K+ content in guard cells treated with CaCl2 under light conditions was 71% lower compared to light control, whereas in subsidiary cells it increased by 4.3 times over the control (Fig. 5e, Fig. 6). In addition, when samples were treated with LaCl3 for 3 h in the dark after 3 h in the light, K+ was detected mainly in guard cells, and less in subsidiary cells (Fig. 5f), where it was only half as much as in the former (Fig. 6). These results indicated that Ca2+ content correlated positively with K+ content in subsidiary cells, but negatively in guard cells.
Effect of exogenous H2O2,Ca2+ and their inhibitors on Ca2+ distribution in guard and subsidiary cells during stomatal movement
Ca2+ content in guard cells was 52.4% higher in the dark than under light conditions (Fig. 7a, b, Fig. 8). The change in Ca2+ content was similar to that observed for H2O2 in subsidiary cells, where it was almost undetectable in the light (Fig. 7a), but increased significantly in the dark (Fig. 7b). When exogenous Ca2+ was applied under light conditions, Ca2+ content increased significantly in both cell types (Fig. 7c), becoming about twice as high as in the dark control (Fig. 8). Incubation with LaCl3 for 3 h in the dark after 3 h in the light resulted in only a small amount of Ca2+ was being left in guard cells and almost none in subsidiary cells, which was similar to the light control (Fig. 7d). The difference in fluorescence intensity was only 4% following LaCl3 treatment (Fig. 8), which indicated that exogenous Ca2+ and LaCl3 augmented and reduced, respectively, Ca2+ content in stomata.

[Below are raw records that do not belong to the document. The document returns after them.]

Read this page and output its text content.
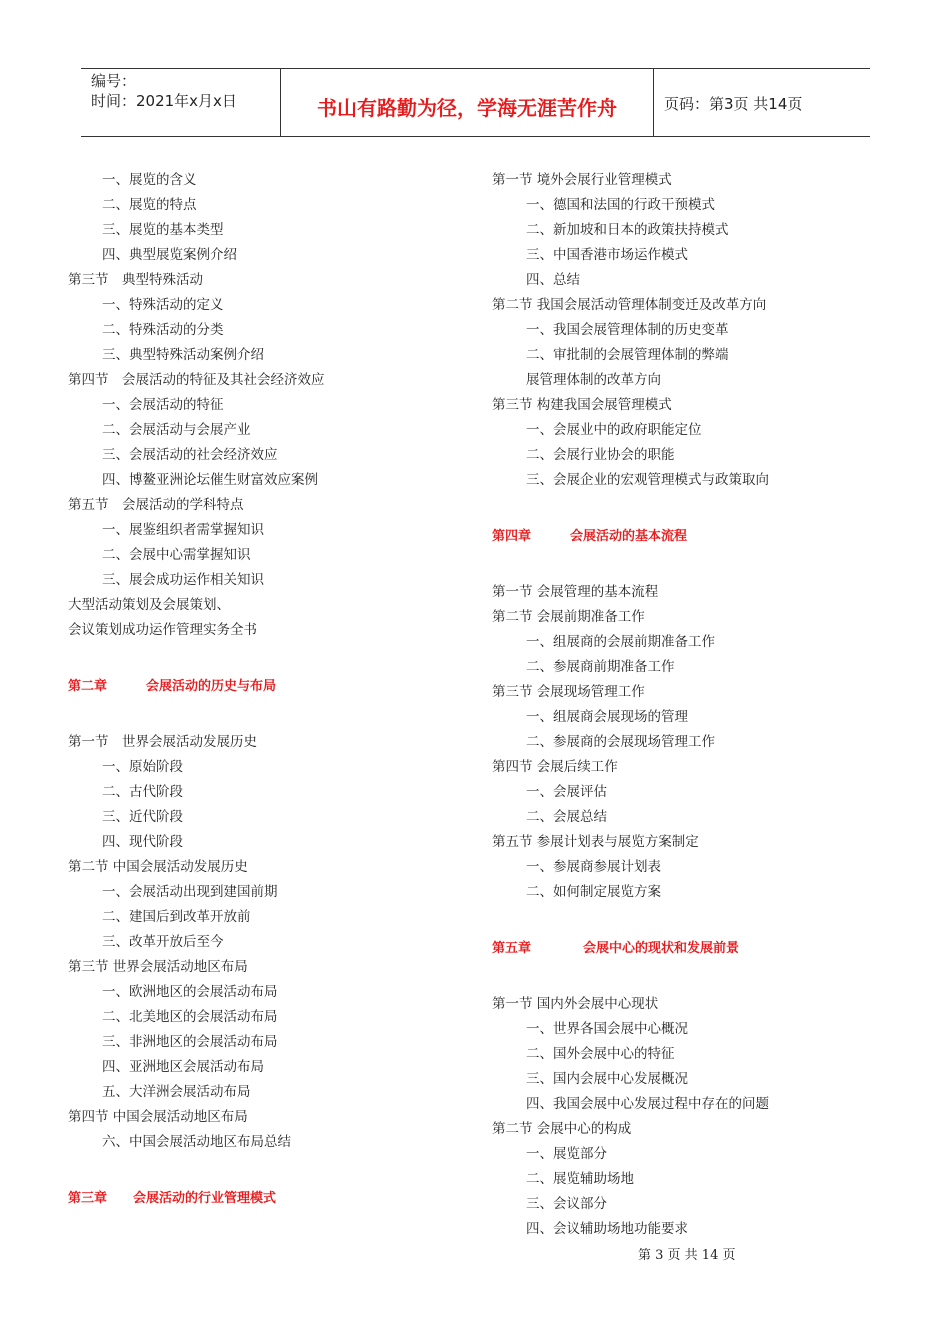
编号：
时间：2021年x月x日	书山有路勤为径，学海无涯苦作舟	页码：第3页 共14页
一、展览的含义
二、展览的特点
三、展览的基本类型
四、典型展览案例介绍
第三节　典型特殊活动
一、特殊活动的定义
二、特殊活动的分类
三、典型特殊活动案例介绍
第四节　会展活动的特征及其社会经济效应
一、会展活动的特征
二、会展活动与会展产业
三、会展活动的社会经济效应
四、博鳌亚洲论坛催生财富效应案例
第五节　会展活动的学科特点
一、展鉴组织者需掌握知识
二、会展中心需掌握知识
三、展会成功运作相关知识
大型活动策划及会展策划、
会议策划成功运作管理实务全书
第二章　　　会展活动的历史与布局
第一节　世界会展活动发展历史
一、原始阶段
二、古代阶段
三、近代阶段
四、现代阶段
第二节 中国会展活动发展历史
一、会展活动出现到建国前期
二、建国后到改革开放前
三、改革开放后至今
第三节 世界会展活动地区布局
一、欧洲地区的会展活动布局
二、北美地区的会展活动布局
三、非洲地区的会展活动布局
四、亚洲地区会展活动布局
五、大洋洲会展活动布局
第四节 中国会展活动地区布局
六、中国会展活动地区布局总结
第三章　　会展活动的行业管理模式
第一节 境外会展行业管理模式
一、德国和法国的行政干预模式
二、新加坡和日本的政策扶持模式
三、中国香港市场运作模式
四、总结
第二节 我国会展活动管理体制变迁及改革方向
一、我国会展管理体制的历史变革
二、审批制的会展管理体制的弊端
展管理体制的改革方向
第三节 构建我国会展管理模式
一、会展业中的政府职能定位
二、会展行业协会的职能
三、会展企业的宏观管理模式与政策取向
第四章　　　会展活动的基本流程
第一节 会展管理的基本流程
第二节 会展前期准备工作
一、组展商的会展前期准备工作
二、参展商前期准备工作
第三节 会展现场管理工作
一、组展商会展现场的管理
二、参展商的会展现场管理工作
第四节 会展后续工作
一、会展评估
二、会展总结
第五节 参展计划表与展览方案制定
一、参展商参展计划表
二、如何制定展览方案
第五章　　　　会展中心的现状和发展前景
第一节 国内外会展中心现状
一、世界各国会展中心概况
二、国外会展中心的特征
三、国内会展中心发展概况
四、我国会展中心发展过程中存在的问题
第二节 会展中心的构成
一、展览部分
二、展览辅助场地
三、会议部分
四、会议辅助场地功能要求
第 3 页 共 14 页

H2O2 treatment under light conditions promoted a significant increase in Ca2+ content in both cell types compared with light controls (Fig. 7e, Fig. 8). The amount of Ca2+ in guard cells treated with DPI for 3 h in the dark after 3 h in the light was essentially analogous to that under light control conditions (Fig. 7a, f) with only a 1.9% difference in fluorescence intensity between them (Fig. 8a). In contrast, in subsidiary cells there was no difference at all compared to the light control (Fig. 7a, f, Fig. 8b). These findings indicated that DPI had an inhibitory effect on the increase of Ca2+ in both guard and subsidiary cells. Taken together with the changes in H2O2, the results were point to a positive correlation between Ca2+ and H2O2.